Publiziert am 22. April 2025 von Matthias Zehnder

Sommer 1918. Thomas Mann weilt mit der ganzen Familie in der Sommerfrische in Bayern: Am Tegernsee haben die Manns die Villa Defregger gemietet. Die Sonne scheint, der See lockt zum Schwimmen – es könnten unbeschwerte Tage sein. Doch es herrscht Krieg und das Schicksal wendet sich gerade gegen die Deutschen. Am 18. Juli 1918 beginnen die Alliierten mit ihrer Gegenoffensive im Westen, am 8. August kommt es bei Amiens zum Grossangriff mit 450 britischen Panzern. Die deutsche Verteidigung bricht zusammen. Am 14. August 1918 stuft die Oberste Heeresleitung des Deutschen Reiches die militärische Lage als aussichtslos ein. Davon weiss Thomas Mann am Tegernsee natürlich nichts. Aber er merkt, dass sich das Blatt wendet. Dumm nur, dass er in seinem Ferienhaus an den letzten Korrekturen seines neuen Buchs arbeitet: In den «Betrachtungen eines Unpolitischen» verteidigt er die germanische Kultur erbittert gegen das Feindbild dieser modernen, demokratischen Zivilisation.
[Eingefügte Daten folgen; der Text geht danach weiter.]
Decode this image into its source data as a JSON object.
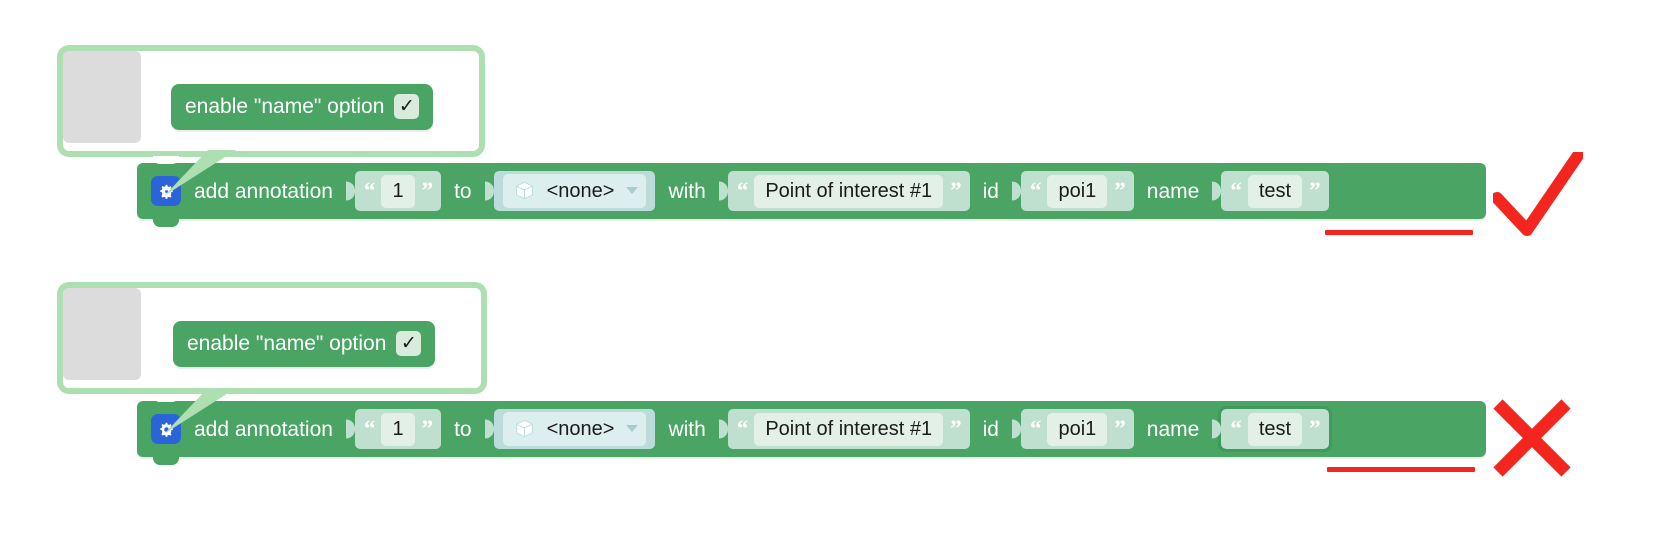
{
  "editor": {
    "name": "block-editor-canvas",
    "background": "#ffffff",
    "grid_color": "#dcdcdc",
    "grid_spacing_px": 32
  },
  "colors": {
    "block_green": "#4aa564",
    "comment_border_green": "#aedfb0",
    "input_shadow_green": "#bfe0cf",
    "input_field_green": "#e2f0e8",
    "dropdown_shadow": "#bcdcdc",
    "dropdown_field": "#ddeeee",
    "gear_blue": "#2b63d9",
    "mark_red": "#f2261e",
    "selected_outline": "#3f9a5c",
    "resize_gray": "#dcdcdc"
  },
  "rows": [
    {
      "id": "row-correct",
      "status": "correct",
      "status_mark": "check-mark",
      "comment": {
        "name": "comment-bubble",
        "resize_handle": "comment-resize-handle",
        "block": {
          "label": "enable \"name\" option",
          "checkbox_glyph": "✓",
          "checkbox_name": "enable-name-option-checkbox"
        }
      },
      "statement": {
        "icon": "gear-icon",
        "label": "add annotation",
        "inputs": [
          {
            "kind": "text",
            "name": "annotation-number-input",
            "value": "1"
          },
          {
            "kind": "label",
            "name": "to-label",
            "value": "to"
          },
          {
            "kind": "dropdown",
            "name": "target-object-dropdown",
            "value": "<none>",
            "icon": "cube-icon"
          },
          {
            "kind": "label",
            "name": "with-label",
            "value": "with"
          },
          {
            "kind": "text",
            "name": "annotation-description-input",
            "value": "Point of interest #1"
          },
          {
            "kind": "label",
            "name": "id-label",
            "value": "id"
          },
          {
            "kind": "text",
            "name": "annotation-id-input",
            "value": "poi1"
          },
          {
            "kind": "label",
            "name": "name-label",
            "value": "name"
          },
          {
            "kind": "text",
            "name": "annotation-name-input",
            "value": "test",
            "selected": false
          }
        ]
      }
    },
    {
      "id": "row-incorrect",
      "status": "incorrect",
      "status_mark": "cross-mark",
      "comment": {
        "name": "comment-bubble",
        "resize_handle": "comment-resize-handle",
        "block": {
          "label": "enable \"name\" option",
          "checkbox_glyph": "✓",
          "checkbox_name": "enable-name-option-checkbox"
        }
      },
      "statement": {
        "icon": "gear-icon",
        "label": "add annotation",
        "inputs": [
          {
            "kind": "text",
            "name": "annotation-number-input",
            "value": "1"
          },
          {
            "kind": "label",
            "name": "to-label",
            "value": "to"
          },
          {
            "kind": "dropdown",
            "name": "target-object-dropdown",
            "value": "<none>",
            "icon": "cube-icon"
          },
          {
            "kind": "label",
            "name": "with-label",
            "value": "with"
          },
          {
            "kind": "text",
            "name": "annotation-description-input",
            "value": "Point of interest #1"
          },
          {
            "kind": "label",
            "name": "id-label",
            "value": "id"
          },
          {
            "kind": "text",
            "name": "annotation-id-input",
            "value": "poi1"
          },
          {
            "kind": "label",
            "name": "name-label",
            "value": "name"
          },
          {
            "kind": "text",
            "name": "annotation-name-input",
            "value": "test",
            "selected": true
          }
        ]
      }
    }
  ]
}
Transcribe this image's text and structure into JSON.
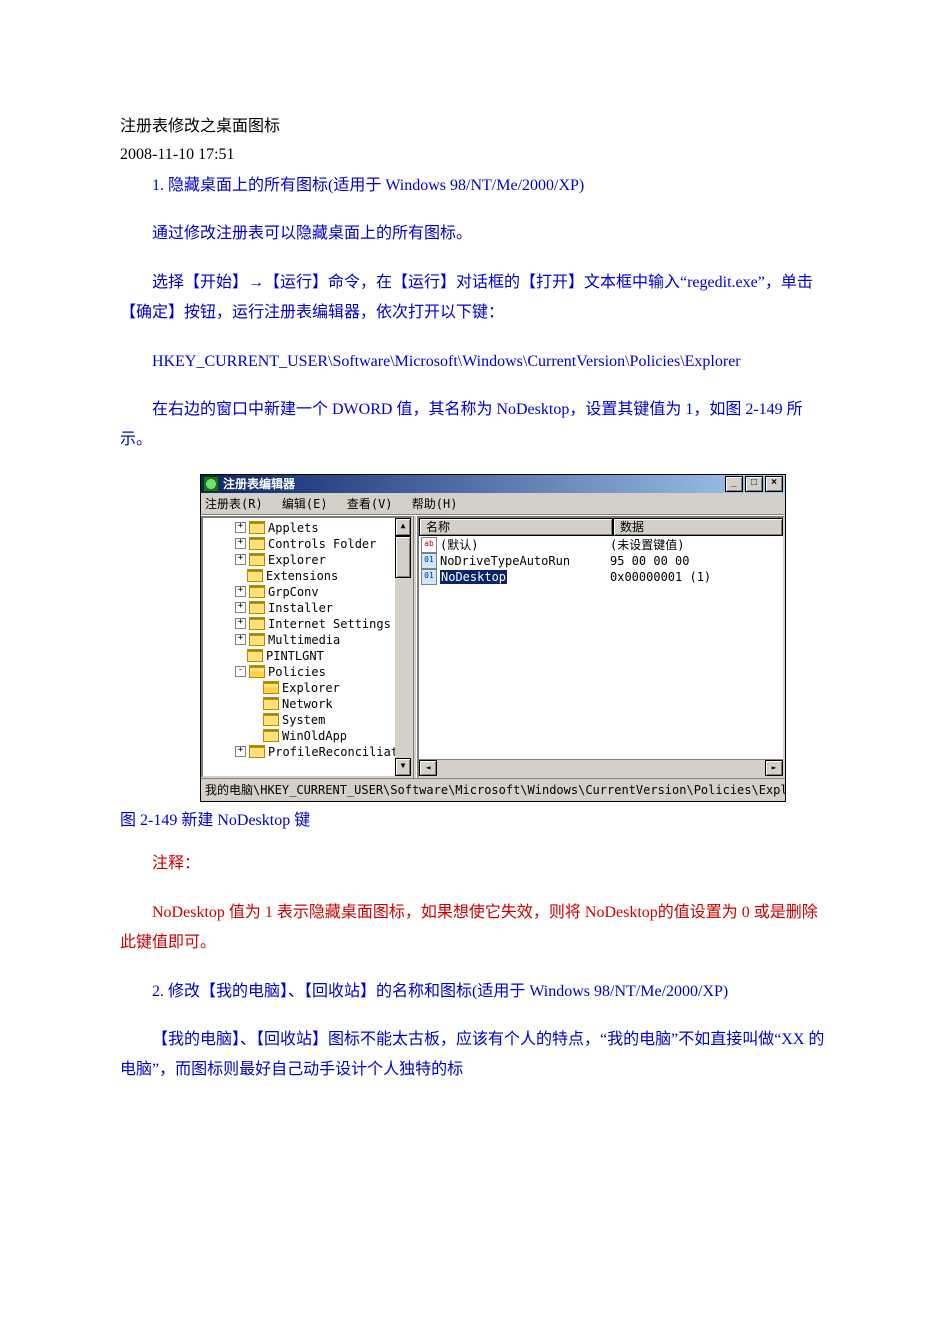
{
  "doc": {
    "title": "注册表修改之桌面图标",
    "timestamp": "2008-11-10 17:51",
    "p1": "1. 隐藏桌面上的所有图标(适用于 Windows 98/NT/Me/2000/XP)",
    "p2": "通过修改注册表可以隐藏桌面上的所有图标。",
    "p3": "选择【开始】→【运行】命令，在【运行】对话框的【打开】文本框中输入“regedit.exe”，单击【确定】按钮，运行注册表编辑器，依次打开以下键：",
    "p4": "HKEY_CURRENT_USER\\Software\\Microsoft\\Windows\\CurrentVersion\\Policies\\Explorer",
    "p5": "在右边的窗口中新建一个 DWORD 值，其名称为 NoDesktop，设置其键值为 1，如图 2-149 所示。",
    "caption": "图 2-149  新建 NoDesktop 键",
    "note_hdr": "注释：",
    "note_body": "NoDesktop 值为 1 表示隐藏桌面图标，如果想使它失效，则将 NoDesktop的值设置为 0 或是删除此键值即可。",
    "p6": "2. 修改【我的电脑】、【回收站】的名称和图标(适用于 Windows 98/NT/Me/2000/XP)",
    "p7": "【我的电脑】、【回收站】图标不能太古板，应该有个人的特点，“我的电脑”不如直接叫做“XX 的电脑”，而图标则最好自己动手设计个人独特的标"
  },
  "win": {
    "title": "注册表编辑器",
    "menu": {
      "reg": "注册表(R)",
      "edit": "编辑(E)",
      "view": "查看(V)",
      "help": "帮助(H)"
    },
    "btn": {
      "min": "_",
      "max": "□",
      "close": "×"
    },
    "tree": [
      {
        "ind": 1,
        "exp": "+",
        "label": "Applets"
      },
      {
        "ind": 1,
        "exp": "+",
        "label": "Controls Folder"
      },
      {
        "ind": 1,
        "exp": "+",
        "label": "Explorer"
      },
      {
        "ind": 1,
        "exp": " ",
        "label": "Extensions"
      },
      {
        "ind": 1,
        "exp": "+",
        "label": "GrpConv"
      },
      {
        "ind": 1,
        "exp": "+",
        "label": "Installer"
      },
      {
        "ind": 1,
        "exp": "+",
        "label": "Internet Settings"
      },
      {
        "ind": 1,
        "exp": "+",
        "label": "Multimedia"
      },
      {
        "ind": 1,
        "exp": " ",
        "label": "PINTLGNT"
      },
      {
        "ind": 1,
        "exp": "-",
        "label": "Policies",
        "open": true
      },
      {
        "ind": 2,
        "exp": " ",
        "label": "Explorer",
        "open": true
      },
      {
        "ind": 2,
        "exp": " ",
        "label": "Network"
      },
      {
        "ind": 2,
        "exp": " ",
        "label": "System"
      },
      {
        "ind": 2,
        "exp": " ",
        "label": "WinOldApp"
      },
      {
        "ind": 1,
        "exp": "+",
        "label": "ProfileReconciliat"
      }
    ],
    "cols": {
      "name": "名称",
      "data": "数据"
    },
    "rows": [
      {
        "icon": "ab",
        "name": "(默认)",
        "data": "(未设置键值)",
        "sel": false
      },
      {
        "icon": "bin",
        "name": "NoDriveTypeAutoRun",
        "data": "95 00 00 00",
        "sel": false
      },
      {
        "icon": "bin",
        "name": "NoDesktop",
        "data": "0x00000001 (1)",
        "sel": true
      }
    ],
    "scroll": {
      "up": "▲",
      "down": "▼",
      "left": "◄",
      "right": "►"
    },
    "status": "我的电脑\\HKEY_CURRENT_USER\\Software\\Microsoft\\Windows\\CurrentVersion\\Policies\\Explorer"
  }
}
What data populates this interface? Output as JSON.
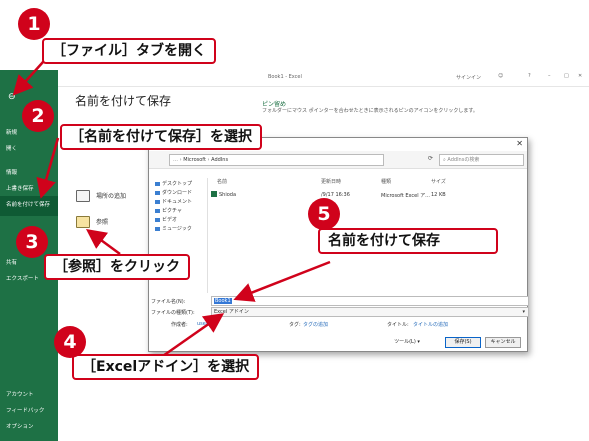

Er träumt als Künstler von der Tradition des 19. Jahrhunderts, die ihn geprägt hat, von «Romantik, Nationalismus, Bürgerlichkeit, Musik, Pessimismus, Humor», von einer alten Welt, in der er seine Ruhe hatte und seinen Platz kannte. «Ich will nicht Politik», schreibt er: «Ich will Sachlichkeit, Ordnung, Anstand.» Thomas Mann flüchtet sich deshalb in lange Spaziergänge mit seinem Hund und schreibt darüber die wunderbar leichtfüssige Erzählung «Herr und Hund». Daneben geniesst er die Familie  und vor allem die jüngste Tochter Elisabeth, die noch keine drei Monate alt ist. Kerstin Holzer erzählt von diesem sonnenflirrenden Sommer zwischen Weltkrieg und Familie am Tegernsee. In meinem 252. Buchtipp sage ich Ihnen diese Woche, wie uns Thomas Mann dabei richtig sympathisch wird und warum es sich lohnt, mit ihm in die Sommerfrische abzutauchen.

 

Es ist schlechtes Timing. Sehr schlechtes sogar: Der Hurrapatriotismus von 1914 ist längst Verzweiflung und einer bleiernen Schwere gewichen, da arbeitet Thomas Mann an den letzten Korrekturen seines neusten Buchs. Es soll im Oktober erscheinen, nach den Sommerferien also. «Betrachtungen eines Unpolitischen», das ist eine 600 Seiten starke reaktionäre Kriegsschrift. Thomas Mann fürchtet, dass das Buch von der Geschichte sofort zur Seite gefegt wird. Dabei hat er es eigentlich nur als Reaktion auf seinen Bruder Heinrich und dessen politisches Engagement geschrieben. Thomas Mann verteidigt die Kunst als überpolitische Sphäre und grenzt sich von «Zivilisationsliteraten» ab. Gerade in seiner Absicht, sich vom Politischen abzugrenzen, offenbart er aber sein politisches Denken. Es ist ein Zwischenschritt auf seinem Weg zum Demokraten – eine Phase, die er, als das Buch erscheint, wohl schon überwunden hat. Thomas Mann ist deshalb froh, dass er sich mit Ehefrau Katia, fünf Kindern und dem Hund in die Sommerfrische zurückziehen kann.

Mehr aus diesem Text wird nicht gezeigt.